I will now clear my house of any of your products and my family and friends will never use them again. #FlushLushhttps://t.co/BXuwUNH6mQ
— Ché Donald (@PFEW_Che) May 31, 2018
End of Twitter post by @PFEW_Che
Mr Donald was one of those who used the hashtag #FlushLush when stating he would not use Lush products again.
The hashtag was used almost 2,000 times on Twitter in the first 12 hours after the campaign was launched.
Things to be removed from my life with immediate effect:
1. @LushLtd products
The end. #FlushLush#ThinBlueLine@UKCopHumour@Peter_Kirkham
— K D (@kitty___daniel) June 1, 2018
End of Twitter post by @kitty___daniel
A number of police officers have criticised the campaign, with one tweeting to say he was “heartbroken”.
I worked for @LushLtd for years before I joined the police, and I’m heartbroken by this. Lush stands alone among many for its strong ethical foundation and the commitment of its staff, just like the police. We should be standing together.
— Sgt Mike Duzinkewycz (@SgtMD01) May 31, 2018
End of Twitter post by @SgtMD01
Christine Fulton who co-founded the charity Care Of Police Survivors (COPS), which supports the family of police offers who are killed on duty, wrote that she was “appalled”.
As the widow of a police officer murdered on duty I am appalled at the campaign by @LushLtd the police service should be supported and respected. Who do Lush call when they have a shoplifter, their staff are abused or their stores broken into? Hang your heads in shame.
— Christine Fulton (@CFMBE) June 1, 2018
End of Twitter post by @CFMBE
In response to another tweet, Lush wrote: “To clear this up, this isn’t an anti-police campaign, it’s to highlight the abuse that people face when their lives have been infiltrated by undercover police.”

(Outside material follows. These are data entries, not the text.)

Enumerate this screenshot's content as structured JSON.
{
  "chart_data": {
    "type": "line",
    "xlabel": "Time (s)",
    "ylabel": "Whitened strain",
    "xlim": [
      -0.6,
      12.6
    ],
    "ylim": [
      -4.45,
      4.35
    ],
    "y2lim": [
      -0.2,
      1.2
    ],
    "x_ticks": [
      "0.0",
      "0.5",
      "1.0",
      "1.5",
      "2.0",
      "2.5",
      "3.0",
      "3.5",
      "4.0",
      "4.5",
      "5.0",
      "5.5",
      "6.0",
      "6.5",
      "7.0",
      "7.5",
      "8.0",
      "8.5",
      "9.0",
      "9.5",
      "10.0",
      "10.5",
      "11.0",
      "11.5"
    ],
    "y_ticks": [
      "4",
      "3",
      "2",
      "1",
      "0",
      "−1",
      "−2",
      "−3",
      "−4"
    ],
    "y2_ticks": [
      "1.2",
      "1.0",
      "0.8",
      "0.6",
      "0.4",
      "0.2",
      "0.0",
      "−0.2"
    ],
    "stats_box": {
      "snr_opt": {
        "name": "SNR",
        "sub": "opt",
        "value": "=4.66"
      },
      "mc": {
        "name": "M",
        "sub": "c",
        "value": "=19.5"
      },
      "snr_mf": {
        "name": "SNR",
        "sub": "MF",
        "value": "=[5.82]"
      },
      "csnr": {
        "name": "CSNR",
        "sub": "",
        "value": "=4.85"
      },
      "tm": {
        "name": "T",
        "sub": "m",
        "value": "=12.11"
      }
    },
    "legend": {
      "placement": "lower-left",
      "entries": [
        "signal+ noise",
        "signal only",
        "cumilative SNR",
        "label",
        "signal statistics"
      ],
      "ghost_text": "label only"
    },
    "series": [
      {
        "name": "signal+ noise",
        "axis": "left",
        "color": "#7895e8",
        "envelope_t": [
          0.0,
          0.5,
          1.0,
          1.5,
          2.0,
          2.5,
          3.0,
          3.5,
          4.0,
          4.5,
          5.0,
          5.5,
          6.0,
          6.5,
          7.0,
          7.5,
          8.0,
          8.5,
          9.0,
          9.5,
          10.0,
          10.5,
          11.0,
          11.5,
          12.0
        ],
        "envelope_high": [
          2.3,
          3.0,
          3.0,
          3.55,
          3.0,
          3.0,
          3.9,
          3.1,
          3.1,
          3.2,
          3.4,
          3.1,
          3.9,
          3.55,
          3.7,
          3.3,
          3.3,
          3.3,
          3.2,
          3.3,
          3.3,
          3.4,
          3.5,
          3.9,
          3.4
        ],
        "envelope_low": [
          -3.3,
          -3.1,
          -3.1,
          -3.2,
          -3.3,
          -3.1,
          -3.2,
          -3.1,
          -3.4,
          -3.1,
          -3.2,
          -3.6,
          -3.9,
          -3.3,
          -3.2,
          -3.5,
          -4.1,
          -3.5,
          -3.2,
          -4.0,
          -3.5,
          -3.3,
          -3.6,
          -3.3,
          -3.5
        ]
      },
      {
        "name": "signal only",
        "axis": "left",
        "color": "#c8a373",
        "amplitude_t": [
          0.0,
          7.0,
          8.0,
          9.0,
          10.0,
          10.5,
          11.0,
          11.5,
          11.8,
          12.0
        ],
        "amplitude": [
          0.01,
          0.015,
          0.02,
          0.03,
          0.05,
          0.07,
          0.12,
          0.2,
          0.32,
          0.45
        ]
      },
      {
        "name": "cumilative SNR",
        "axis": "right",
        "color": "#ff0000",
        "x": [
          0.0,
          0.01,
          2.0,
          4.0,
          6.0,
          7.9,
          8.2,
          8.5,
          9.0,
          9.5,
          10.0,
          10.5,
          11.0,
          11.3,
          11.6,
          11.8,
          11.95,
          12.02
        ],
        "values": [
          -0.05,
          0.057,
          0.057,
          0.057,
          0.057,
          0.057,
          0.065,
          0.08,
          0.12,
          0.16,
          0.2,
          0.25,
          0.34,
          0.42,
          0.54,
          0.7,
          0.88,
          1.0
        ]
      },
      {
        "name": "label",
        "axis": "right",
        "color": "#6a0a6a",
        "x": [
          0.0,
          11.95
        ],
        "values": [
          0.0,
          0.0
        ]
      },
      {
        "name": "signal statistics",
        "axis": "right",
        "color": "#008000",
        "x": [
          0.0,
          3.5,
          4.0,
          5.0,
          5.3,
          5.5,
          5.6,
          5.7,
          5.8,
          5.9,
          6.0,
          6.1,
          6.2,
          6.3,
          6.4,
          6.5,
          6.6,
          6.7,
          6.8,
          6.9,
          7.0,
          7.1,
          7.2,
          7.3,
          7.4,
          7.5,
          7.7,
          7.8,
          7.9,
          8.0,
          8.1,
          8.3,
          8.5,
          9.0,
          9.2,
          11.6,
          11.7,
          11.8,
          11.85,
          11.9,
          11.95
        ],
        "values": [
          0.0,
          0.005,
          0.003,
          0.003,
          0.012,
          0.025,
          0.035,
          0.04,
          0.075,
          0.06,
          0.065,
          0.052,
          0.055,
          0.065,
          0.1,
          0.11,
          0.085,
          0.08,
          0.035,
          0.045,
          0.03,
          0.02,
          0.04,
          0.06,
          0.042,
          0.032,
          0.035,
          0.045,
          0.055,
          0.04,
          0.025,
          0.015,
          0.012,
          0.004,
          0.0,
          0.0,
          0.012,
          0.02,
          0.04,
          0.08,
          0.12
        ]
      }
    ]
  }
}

In a statement released on its website, the Dorset-based company said: “This is not an anti-state/anti-police campaign. We are aware that the police forces of the UK are doing an increasingly difficult and dangerous job whilst having their funding slashed.
“Our campaign is to highlight this small and secretive subset of undercover policing that undermines and threatens the very idea of democracy.”
The Lush UK Facebook page has received 19,000 negative reviews, mostly in the past 24 hours.
The Advertising Standards Authority tweeted to say it was “assessing the complaints” made against the Lush campaign but that the company was currently not under investigation.
Clarification: we’ve received complaints about the @LushLtd police campaign and are currently assessing the complaints. Lush are not under investigation at this stage.
— ASA (@ASA_UK) June 1, 2018
End of Twitter post by @ASA_UK
Others were more sympathetic to Lush, but suggested the intention of the campaign might not have been clear to the majority of people.
And that’s the problem the majority of people walking past that window will have no idea what it’s about and it simply appears to be an anti police campaign. It’s a very small minority this is targeted at but pretty much every officer I have spoken to is offended by it.
— steve penhall (@penhalluk) June 1, 2018
End of Twitter post by @penhalluk
One Twitter user applauded the “brilliant, provocative and brave” campaign.
The campaign is set to run at all Lush shops in the UK until Sunday 17 June.